GCN to the APU
The larger update for Kaveri comes by way of improved graphics that use the GCN architecture. The move brings consistency through AMD's GPU product stack. Kaveri harnesses the same GCN architecture as the Hawaii-based Radeon HD 290(X) GPUs.
The top-line APU's graphics can legitimately be thought of as one-quarter of those found in the muscular 290X part - Kaveri uses eight Compute Units (CU) that each are home to 64 shaders. Examine the composition in detail shows that each CU carries four 16-wide SIMD vector blocks, plus a scalar unit and registers in the middle, and a general, per-core scheduler at the top.
A total of 512 shaders and use of GCN architecture offers peak graphics performance that is up to 25 per cent faster than on the Richland APU, according to AMD, though the average frame-rate benefit is likely to be closer to 15 per cent, even with the slower GPU clock of 720MHz in mind. Looking outside the GPU block, Kaveri bakes in AMD's TrueAudio technology and the latest UVD block, as well.
But there is a key addition for Kaveri over discrete GPUs using the Hawaii architecture: shared coherent unified memory. Memory coherency is a means by which to keep a shared memory pool updated when more than one processor is working from it, to ensure that the data remains current when changes are made that would otherwise be oblivious to other cores. Kaveri's trick is in having full memory coherency between the GPU and CPU cores for the first time on a APU. This leads us nicely on to Heterogeneous System Architecture (HSA).
HSA - tying it all together
Changes made to the last-generation Trinity architecture provided a means by which the CPU and GPU cores could work far more closely than with Llano. AMD's engineers added an input/output memory management unit (IOMMU) that enabled the GPU portion of the chip to access the virtual address space, laying the foundation for sharing virtual addresses with the CPU.

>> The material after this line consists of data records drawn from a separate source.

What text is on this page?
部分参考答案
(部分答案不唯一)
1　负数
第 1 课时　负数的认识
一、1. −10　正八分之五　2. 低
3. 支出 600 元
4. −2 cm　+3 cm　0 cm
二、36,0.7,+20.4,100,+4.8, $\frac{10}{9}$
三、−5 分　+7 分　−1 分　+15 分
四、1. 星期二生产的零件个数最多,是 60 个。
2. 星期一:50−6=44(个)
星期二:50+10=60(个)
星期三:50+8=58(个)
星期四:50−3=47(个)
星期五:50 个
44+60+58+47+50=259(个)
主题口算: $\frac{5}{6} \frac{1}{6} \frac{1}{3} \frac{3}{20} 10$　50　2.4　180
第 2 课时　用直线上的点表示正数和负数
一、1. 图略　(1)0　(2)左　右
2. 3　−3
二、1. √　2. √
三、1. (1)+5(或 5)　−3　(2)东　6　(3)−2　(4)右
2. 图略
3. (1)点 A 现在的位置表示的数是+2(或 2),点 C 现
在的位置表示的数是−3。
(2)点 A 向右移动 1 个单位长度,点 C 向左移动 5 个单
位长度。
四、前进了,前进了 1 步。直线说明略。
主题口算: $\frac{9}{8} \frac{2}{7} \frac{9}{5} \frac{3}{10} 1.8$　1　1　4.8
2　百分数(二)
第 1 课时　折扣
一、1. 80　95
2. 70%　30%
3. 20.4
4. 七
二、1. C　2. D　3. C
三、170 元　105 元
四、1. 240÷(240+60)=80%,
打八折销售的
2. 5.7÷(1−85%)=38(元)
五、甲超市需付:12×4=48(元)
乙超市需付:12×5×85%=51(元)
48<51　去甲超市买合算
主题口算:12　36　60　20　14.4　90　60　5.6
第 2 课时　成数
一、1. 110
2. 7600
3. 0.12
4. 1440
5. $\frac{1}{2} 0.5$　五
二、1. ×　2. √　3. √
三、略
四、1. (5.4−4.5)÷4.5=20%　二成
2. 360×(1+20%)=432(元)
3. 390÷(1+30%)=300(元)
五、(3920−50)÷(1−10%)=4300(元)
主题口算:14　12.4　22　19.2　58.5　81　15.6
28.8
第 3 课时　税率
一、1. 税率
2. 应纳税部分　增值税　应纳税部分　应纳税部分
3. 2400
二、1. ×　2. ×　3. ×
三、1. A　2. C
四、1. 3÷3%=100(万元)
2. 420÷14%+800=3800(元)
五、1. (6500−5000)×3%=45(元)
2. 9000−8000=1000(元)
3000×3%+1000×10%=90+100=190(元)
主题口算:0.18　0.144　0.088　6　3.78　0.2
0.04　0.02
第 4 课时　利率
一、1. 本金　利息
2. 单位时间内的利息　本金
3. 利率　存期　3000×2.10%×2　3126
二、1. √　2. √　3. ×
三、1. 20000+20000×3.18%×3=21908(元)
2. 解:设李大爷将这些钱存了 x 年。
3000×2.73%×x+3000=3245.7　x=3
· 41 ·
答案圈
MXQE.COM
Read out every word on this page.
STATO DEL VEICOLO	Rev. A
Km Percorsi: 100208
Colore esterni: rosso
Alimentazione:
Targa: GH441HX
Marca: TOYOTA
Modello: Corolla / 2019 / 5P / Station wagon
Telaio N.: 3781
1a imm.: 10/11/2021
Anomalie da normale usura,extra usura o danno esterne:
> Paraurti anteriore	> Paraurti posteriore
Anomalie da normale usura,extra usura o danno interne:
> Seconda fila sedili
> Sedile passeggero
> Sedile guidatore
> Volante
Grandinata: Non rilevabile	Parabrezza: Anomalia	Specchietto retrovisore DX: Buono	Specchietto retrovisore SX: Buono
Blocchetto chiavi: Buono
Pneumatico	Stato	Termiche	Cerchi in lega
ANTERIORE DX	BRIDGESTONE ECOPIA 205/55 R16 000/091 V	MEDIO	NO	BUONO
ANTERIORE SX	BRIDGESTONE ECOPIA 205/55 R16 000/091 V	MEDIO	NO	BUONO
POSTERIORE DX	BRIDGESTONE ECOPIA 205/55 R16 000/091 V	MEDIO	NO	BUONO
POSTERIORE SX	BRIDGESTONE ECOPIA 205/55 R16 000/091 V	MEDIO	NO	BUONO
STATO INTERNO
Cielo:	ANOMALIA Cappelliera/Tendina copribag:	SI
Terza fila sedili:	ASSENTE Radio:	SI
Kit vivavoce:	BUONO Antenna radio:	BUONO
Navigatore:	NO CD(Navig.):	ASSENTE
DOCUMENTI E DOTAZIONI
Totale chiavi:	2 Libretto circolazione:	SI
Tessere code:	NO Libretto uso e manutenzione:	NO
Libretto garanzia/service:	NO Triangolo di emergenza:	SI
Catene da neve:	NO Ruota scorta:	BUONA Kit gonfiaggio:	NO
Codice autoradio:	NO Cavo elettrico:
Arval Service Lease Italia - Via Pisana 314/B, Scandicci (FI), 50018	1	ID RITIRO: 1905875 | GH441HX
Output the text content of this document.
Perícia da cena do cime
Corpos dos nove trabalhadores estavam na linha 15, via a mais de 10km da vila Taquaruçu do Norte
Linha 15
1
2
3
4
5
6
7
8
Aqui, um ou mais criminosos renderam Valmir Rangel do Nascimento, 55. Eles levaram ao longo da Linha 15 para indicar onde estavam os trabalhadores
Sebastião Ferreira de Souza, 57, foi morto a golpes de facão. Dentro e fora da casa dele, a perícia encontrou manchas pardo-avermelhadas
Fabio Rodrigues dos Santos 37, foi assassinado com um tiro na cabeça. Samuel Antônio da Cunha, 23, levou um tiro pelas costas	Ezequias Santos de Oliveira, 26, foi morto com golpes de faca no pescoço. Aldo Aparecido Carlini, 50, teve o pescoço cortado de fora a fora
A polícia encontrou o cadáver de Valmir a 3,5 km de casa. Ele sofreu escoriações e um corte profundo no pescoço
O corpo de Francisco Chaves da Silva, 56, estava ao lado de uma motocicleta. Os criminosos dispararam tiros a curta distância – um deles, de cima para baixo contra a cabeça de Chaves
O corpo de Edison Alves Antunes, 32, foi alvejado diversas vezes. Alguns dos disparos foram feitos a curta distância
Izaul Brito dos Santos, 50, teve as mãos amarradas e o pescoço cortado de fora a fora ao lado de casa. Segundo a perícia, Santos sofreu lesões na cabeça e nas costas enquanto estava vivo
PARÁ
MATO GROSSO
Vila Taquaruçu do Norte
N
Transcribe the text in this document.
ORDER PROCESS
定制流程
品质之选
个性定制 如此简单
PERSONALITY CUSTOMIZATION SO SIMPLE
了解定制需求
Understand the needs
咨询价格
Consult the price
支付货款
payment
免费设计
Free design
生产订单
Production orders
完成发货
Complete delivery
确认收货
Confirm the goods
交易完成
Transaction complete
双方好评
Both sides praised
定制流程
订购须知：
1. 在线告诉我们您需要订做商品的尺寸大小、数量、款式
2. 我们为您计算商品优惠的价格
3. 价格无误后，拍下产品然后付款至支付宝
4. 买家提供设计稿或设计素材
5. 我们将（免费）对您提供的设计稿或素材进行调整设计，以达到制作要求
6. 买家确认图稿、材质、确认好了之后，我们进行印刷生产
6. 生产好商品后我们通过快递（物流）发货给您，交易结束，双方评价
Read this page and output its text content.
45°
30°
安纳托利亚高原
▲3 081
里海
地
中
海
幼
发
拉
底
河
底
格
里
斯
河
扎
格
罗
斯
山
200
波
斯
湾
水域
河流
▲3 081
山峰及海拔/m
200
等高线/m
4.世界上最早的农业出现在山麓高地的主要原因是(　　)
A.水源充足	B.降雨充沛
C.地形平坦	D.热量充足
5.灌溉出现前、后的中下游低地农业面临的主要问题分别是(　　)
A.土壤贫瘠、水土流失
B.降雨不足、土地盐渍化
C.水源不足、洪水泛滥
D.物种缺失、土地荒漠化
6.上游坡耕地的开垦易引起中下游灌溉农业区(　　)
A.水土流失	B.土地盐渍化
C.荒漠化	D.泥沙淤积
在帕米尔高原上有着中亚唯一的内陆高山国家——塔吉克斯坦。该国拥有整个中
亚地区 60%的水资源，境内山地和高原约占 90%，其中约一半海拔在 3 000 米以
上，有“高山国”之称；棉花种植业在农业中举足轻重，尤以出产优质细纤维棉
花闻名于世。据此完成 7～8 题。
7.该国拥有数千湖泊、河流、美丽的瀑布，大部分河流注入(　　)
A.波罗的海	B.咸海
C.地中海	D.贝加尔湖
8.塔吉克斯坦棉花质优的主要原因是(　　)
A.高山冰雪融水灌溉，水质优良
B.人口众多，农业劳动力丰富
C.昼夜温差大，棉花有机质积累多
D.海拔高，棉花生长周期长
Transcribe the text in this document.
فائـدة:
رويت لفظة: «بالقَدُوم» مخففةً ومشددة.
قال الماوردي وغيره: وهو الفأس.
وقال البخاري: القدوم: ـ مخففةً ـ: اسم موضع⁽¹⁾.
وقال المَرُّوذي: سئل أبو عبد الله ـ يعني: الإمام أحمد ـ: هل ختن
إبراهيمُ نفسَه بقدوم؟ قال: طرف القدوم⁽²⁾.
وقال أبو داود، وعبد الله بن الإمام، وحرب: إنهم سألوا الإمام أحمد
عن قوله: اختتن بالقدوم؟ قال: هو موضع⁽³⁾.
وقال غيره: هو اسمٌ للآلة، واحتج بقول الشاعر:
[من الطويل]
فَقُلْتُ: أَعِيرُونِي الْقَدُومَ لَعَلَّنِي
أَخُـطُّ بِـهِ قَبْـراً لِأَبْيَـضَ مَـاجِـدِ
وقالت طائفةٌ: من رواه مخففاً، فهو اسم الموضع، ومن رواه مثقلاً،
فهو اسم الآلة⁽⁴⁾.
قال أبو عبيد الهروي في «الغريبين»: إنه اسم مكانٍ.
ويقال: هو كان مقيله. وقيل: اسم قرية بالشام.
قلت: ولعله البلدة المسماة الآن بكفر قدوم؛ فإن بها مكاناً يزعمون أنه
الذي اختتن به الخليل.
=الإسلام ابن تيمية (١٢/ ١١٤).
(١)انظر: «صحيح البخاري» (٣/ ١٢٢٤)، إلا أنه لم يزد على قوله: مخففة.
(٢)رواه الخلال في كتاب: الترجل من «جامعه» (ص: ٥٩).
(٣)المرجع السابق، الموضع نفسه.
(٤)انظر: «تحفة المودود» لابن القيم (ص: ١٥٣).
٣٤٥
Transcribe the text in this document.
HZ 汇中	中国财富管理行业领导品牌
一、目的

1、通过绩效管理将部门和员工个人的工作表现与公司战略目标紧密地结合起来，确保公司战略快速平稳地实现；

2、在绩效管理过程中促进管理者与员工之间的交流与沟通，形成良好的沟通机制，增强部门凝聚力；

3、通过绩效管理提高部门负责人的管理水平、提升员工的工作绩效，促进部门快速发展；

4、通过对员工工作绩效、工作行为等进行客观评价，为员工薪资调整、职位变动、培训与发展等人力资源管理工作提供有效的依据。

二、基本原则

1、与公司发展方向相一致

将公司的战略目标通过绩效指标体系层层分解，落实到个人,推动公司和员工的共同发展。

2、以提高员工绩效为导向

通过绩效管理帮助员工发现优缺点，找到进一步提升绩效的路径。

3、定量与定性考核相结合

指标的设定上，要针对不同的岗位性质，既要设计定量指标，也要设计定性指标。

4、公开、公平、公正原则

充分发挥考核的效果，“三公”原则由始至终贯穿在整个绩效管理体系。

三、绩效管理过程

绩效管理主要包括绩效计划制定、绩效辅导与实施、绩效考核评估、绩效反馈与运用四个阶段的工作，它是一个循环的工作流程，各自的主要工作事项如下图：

Kaveri takes this sharing a step or two further by adding a second bus between the IOMMU and GPU, thereby offering the above-mentioned coherency between the CPU and GPU, and secondly, adding a feature called system-level atomics, whose job it is to synchronise the workloads between all the cores, be they CPU or GPU.
Memory coherency and synchronisation - the two buzzwords for HSA compliance - are needed to make the GPU portion of the APU an equal partner to the CPU. For example, under HSA, the GPU doesn't need to have data copied before accessing it, can now access the same address space, and can take a peek into what the CPU is working at.
The main point is to give the GPU the same level of overall system access previously enjoyed solely by the GPU - HSA rights an historical wrong that has previously relegated it to an also-ran device in terms of programming. Really, the GPU is arguably more important than the CPU in a modern APU. In sum, HSA brings a cleaner way of apportioning workload to either the CPU or GPU through easier programmability, and this is perhaps why AMD refers to both as compute cores - Kaveri has up to four CPU and eight GPU CUs.
Exploiting the efficiencies of HSA requires that software be aware of the easier-to-access parallelism, meaning that existing code needs to be reworked; AMD says that the HSA Consortium is working with many industry-standard languages to enable HSA acceleration. Java support, for example, is due in 2015.
The pragmatism - models, socket, pricing, performance, etc.
Kaveri APUs use the FM2+ socket that is widely available on motherboards from all major manufacturers today. At launch, only two models will be present, the A10-7850K and A10-7700K, priced at $173 and $152, respectively. An A8-7600 will follow later.
Note that only the top-line part has the full complement of graphics CUs, as the A10-7700K drops the total number of shaders from 512 to 384. The lesser A10 is also slower with respect to CPU speed but still shares the same 95W TDP. We'd recommend most users ponying up the extra $21 and going for the faster part. Purchase either A10 and AMD includes a copy of Battlefield 4, downloadable via a free coupon code.
Those looking for smaller-form-factor systems would do well to wait for the A8-7600. Announced today and priced at $119 though shipping later, the combination of significantly lower TDP and decent specifications suggest it may be the best part to go for if building into a Mini ITX system.
So how does the best Kaveri APU perform against its peers? We'd love to tell you right away with the usual barrage of benchmarks and commentary. We only received our sample this morning and will be putting it through the usual paces in the coming days. Without any empirical data to backup such assertions, the expectation is that it will be faster than incumbent Richland on both the CPU and GPU, and good enough to beat price-comparable Intel Haswell chips on both fronts, too. Until then, AMD's own benchmarks suggest that, rather obviously, Kaveri does well with modern tasks, especially if they're tuned for HSA.
Compared to the previous generation of APUs, AMD Kaveri has revised CPU cores and leveraged the GPU technology found on the latest Radeons. Weaving these two processing powerhouses together with HSA and thus offering simpler, more efficient programming for future applications, Kaveri is more of a step forward than the first batch of benchmarks may suggest; it lays down the blueprint for future APU designs.